Beside them sat the maternity-leave packet she had not signed.

It had been sitting there for five days.

The packet felt too final.

Signing it meant admitting the baby was coming soon, the classroom would move on without her, and her marriage would have to become something steadier than the uneasy quiet it had turned into.

Ethan Madden kissed her forehead before she left.

Not her mouth.

That had become one of the tiny measurements Julia hated herself for tracking.

He smelled like cedar aftershave and coffee, clean and handsome and somehow already halfway gone.

“Don’t forget lunch,” he said, his eyes on his phone.

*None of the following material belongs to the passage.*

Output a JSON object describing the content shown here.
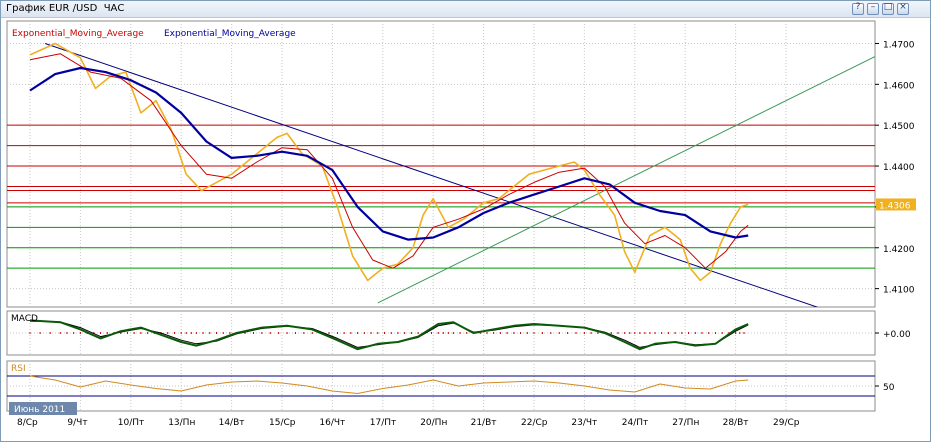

Julia almost asked him who was texting so early.

She did not.

Marriage teaches people the difference between peace and silence, but it does not always teach them fast enough.

She drove to school through streets lined with gold leaves and damp lawns, telling herself that every couple had strange seasons.

They were expecting their first child.

Ethan was under pressure at work.

Julia was still teaching full time at seven months pregnant because the leave plan was a maze of dates, substitute schedules, and paperwork no one explained clearly.

Stress could make a man quiet.

Stress could make a man tired.

Stress could not explain the way Ethan sometimes turned his phone facedown so quickly it looked like a reflex.

By 9:15, Julia realized her phone was missing.

She checked her desk drawer, her coat pockets, her teacher’s bag, the staff bathroom counter, and the copy room beside the jammed laminator.